After the game, just about everyone in the NBA world was happy for Fultz, including James.

"I'm happy as hell for him," said James, who said he has followed Fultz since he was in high school. He added: "He's given an opportunity to go out and play the game how he grew up playing. Everything else takes care of itself."

Members of the Orlando Magic noted that Fultz shows glimpses of special talent that some players simply don't have - it's about putting it together consistently.

"That boy can play," forward Gordon said (via The Athletic's Josh Robbins). "He's got a lot of tricks. He's got a lot in his bag.
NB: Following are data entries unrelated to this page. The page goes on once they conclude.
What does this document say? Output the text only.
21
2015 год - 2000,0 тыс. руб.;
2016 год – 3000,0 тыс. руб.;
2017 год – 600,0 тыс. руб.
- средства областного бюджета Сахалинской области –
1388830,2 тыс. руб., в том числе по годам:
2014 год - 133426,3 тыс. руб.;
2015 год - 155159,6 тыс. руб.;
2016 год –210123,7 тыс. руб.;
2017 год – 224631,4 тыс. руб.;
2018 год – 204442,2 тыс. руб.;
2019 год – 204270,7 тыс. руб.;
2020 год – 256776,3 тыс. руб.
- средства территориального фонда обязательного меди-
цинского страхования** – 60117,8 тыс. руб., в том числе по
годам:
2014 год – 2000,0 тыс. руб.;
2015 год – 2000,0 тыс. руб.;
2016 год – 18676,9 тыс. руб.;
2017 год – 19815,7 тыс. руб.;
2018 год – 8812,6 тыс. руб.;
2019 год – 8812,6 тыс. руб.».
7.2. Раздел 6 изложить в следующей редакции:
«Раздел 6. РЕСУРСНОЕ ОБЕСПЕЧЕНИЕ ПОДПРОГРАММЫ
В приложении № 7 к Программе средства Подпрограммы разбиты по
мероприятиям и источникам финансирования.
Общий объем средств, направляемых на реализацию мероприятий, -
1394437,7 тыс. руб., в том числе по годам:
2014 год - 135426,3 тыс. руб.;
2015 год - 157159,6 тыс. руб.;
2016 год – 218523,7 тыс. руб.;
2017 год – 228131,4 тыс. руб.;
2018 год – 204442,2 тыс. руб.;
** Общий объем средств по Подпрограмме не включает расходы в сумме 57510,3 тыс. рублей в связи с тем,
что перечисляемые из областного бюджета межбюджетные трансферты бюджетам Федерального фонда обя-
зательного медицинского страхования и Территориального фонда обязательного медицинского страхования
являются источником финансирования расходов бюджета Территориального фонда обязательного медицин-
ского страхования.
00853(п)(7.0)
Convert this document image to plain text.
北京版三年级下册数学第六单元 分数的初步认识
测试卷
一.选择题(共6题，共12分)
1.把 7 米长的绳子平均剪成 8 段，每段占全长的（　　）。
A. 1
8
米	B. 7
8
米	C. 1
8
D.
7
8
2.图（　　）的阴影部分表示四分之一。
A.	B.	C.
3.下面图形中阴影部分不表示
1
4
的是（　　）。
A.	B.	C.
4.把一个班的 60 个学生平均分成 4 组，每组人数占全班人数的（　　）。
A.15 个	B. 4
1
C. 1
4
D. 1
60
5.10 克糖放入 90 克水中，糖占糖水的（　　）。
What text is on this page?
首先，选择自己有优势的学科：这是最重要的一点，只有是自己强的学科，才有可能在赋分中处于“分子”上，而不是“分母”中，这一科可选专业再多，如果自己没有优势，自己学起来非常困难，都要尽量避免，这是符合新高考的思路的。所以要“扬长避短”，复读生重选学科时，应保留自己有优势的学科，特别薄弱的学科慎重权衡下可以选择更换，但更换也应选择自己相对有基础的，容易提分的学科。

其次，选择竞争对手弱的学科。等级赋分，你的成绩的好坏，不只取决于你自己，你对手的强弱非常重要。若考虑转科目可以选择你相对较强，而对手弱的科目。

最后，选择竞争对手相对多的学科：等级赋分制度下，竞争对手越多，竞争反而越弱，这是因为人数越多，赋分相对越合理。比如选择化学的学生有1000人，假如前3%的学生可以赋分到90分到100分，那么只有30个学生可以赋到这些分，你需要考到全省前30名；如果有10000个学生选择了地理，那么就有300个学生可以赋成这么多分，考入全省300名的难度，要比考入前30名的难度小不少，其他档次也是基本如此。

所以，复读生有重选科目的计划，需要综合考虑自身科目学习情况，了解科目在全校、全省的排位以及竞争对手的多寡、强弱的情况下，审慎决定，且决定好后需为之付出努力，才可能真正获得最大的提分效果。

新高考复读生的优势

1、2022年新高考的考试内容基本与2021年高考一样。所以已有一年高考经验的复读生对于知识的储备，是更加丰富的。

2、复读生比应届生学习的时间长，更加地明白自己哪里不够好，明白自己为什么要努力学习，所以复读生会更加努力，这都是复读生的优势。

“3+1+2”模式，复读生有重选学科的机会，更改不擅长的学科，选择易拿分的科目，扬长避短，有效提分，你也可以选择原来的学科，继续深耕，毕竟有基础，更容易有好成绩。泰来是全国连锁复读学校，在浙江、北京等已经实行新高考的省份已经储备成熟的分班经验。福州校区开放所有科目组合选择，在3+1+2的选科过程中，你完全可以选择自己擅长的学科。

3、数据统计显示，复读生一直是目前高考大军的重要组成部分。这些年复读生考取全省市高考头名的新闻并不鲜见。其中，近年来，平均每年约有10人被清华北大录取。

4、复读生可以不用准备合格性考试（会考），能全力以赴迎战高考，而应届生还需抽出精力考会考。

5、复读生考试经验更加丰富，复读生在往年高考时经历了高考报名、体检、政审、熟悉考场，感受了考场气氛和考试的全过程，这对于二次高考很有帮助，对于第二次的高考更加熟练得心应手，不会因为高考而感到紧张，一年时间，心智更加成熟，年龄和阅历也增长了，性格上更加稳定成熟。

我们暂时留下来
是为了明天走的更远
Tonight, he brought it out."

"Everything 'Kelle does looks like it just comes natural," guard-forward Terrence Ross said (via Robbins). "The stuff he does, you can't really teach."
The rest of the NBA world was just as impressed.

Before the season, the Magic picked up Fultz's fourth-year option worth $12.2 million, a sign that they believed he had something to offer in the coming seasons.

With Fultz on the floor, the Magic are outscoring opponents by 1.9 points per 100 possessions, a small, but meaningful mark for a 20-21 team trying to make the playoffs. Their offensive rating jumps three points when he's on the floor, per Second Spectrum.

It's early, but Fultz could find himself in the running for Most Improved Player. Even if he doesn't win the award, the reversal from non-contributor to impact player is noteworthy in itself.

Fultz told ESPN's Dave McMenamin on Wednesday that the rocky start to his career has only fueled his desire to turn things around."What I've been through, it just gives me more fire to keep going," Fultz told McMenamin. "I put in a lot of hard work to be where I'm at. I've been through a lot, but I never gave up.

"So, it just shows for people out there, whoever is doubting you, whoever is doing something [to you], put something on your mind and if you have something on your mind, go do it. Don't ever let somebody tell you that you can't and I'm never going to stop. I'm going to keep working until I can't play no more."